She also re-shared her original post that was later seized upon by Russia-1, noting it was not originally written in the Russian language as displayed on-air.  In the Tuesday thread, Applebaum shared observations from the ground in the Bucha, Irpin and Hostomel, Kyiv suburbs whose near-total destruction by Russian forces over the past eight weeks has emerged more clearly with their eastward retreat.

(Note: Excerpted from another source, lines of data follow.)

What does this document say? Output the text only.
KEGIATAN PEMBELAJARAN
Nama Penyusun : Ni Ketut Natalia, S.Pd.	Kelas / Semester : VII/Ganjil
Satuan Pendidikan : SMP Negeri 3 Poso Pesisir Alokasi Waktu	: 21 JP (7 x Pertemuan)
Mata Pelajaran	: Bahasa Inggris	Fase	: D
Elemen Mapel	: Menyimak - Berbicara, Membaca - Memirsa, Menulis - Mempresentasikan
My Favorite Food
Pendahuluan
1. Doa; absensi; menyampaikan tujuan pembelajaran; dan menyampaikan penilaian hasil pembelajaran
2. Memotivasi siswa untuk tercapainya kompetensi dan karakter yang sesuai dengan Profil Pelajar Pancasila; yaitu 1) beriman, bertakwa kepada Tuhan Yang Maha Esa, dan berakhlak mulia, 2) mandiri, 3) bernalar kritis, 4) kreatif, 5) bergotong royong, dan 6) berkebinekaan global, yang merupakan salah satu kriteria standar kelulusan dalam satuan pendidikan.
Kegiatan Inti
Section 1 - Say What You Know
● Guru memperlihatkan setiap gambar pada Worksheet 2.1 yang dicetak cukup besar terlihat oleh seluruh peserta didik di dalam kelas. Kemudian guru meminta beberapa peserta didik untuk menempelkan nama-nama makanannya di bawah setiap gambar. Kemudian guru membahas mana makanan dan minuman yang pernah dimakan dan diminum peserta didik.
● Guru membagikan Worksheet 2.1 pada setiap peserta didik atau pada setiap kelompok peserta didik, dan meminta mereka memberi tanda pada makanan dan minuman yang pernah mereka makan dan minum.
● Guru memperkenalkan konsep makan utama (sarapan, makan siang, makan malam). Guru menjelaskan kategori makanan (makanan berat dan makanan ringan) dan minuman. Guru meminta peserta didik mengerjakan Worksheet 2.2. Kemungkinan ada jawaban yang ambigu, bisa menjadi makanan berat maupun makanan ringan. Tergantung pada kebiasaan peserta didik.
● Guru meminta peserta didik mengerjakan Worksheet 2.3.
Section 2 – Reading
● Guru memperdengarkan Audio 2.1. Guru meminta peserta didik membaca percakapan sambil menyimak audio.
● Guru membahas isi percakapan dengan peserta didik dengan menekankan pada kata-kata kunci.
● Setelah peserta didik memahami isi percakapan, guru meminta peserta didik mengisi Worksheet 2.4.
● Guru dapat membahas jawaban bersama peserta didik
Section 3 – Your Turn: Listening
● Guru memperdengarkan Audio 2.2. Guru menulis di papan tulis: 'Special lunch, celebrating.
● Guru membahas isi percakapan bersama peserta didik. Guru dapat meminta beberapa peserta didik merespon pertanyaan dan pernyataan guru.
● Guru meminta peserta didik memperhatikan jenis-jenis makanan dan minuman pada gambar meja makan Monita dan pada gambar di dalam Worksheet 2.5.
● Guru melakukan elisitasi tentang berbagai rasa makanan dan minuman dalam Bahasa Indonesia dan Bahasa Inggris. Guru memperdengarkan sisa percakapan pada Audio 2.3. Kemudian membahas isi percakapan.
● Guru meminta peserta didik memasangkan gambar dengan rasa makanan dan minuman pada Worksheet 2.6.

“Other than the airport at Hostomel, none contain military targets. Nevertheless, all are destroyed,” Applebaum wrote. “It will be important, not just now, but 100 years from now, as we try to understand how the Russian army came to act in 2022, just as the Red Army did in 1939 and 1944-45. There is nothing predetermined about this behavior, or inevitable. Nations can and do change.”

“But after WW2, nobody talked about the mass rape, thefts carried out by the Red Army,” Applebaum continued. “After 1991, there was no broad exploration of the crimes of communism either. Instead, the same practices were taught to a new generation of soldiers. We saw them in Chechnya, Syria, now Ukraine.”

“If the institutions, culture and practices didn’t change, no wonder the behavior didn’t change. When we were shown a mass grave, the sense of deja vu was just as overwhelming as the horror. Nothing was learned.”

In March, Alexei Venediktov, former editor-in-chief of the liberal Echo Moskvy radio station, faced antisemitic intimidation for speaking out against the Kremlin, when he found a severed pig’s head and a sticker bearing Ukraine’s coat of arms along with the slogan “Judensau” (“Jewish pig”) outside the front door of his Moscow apartment.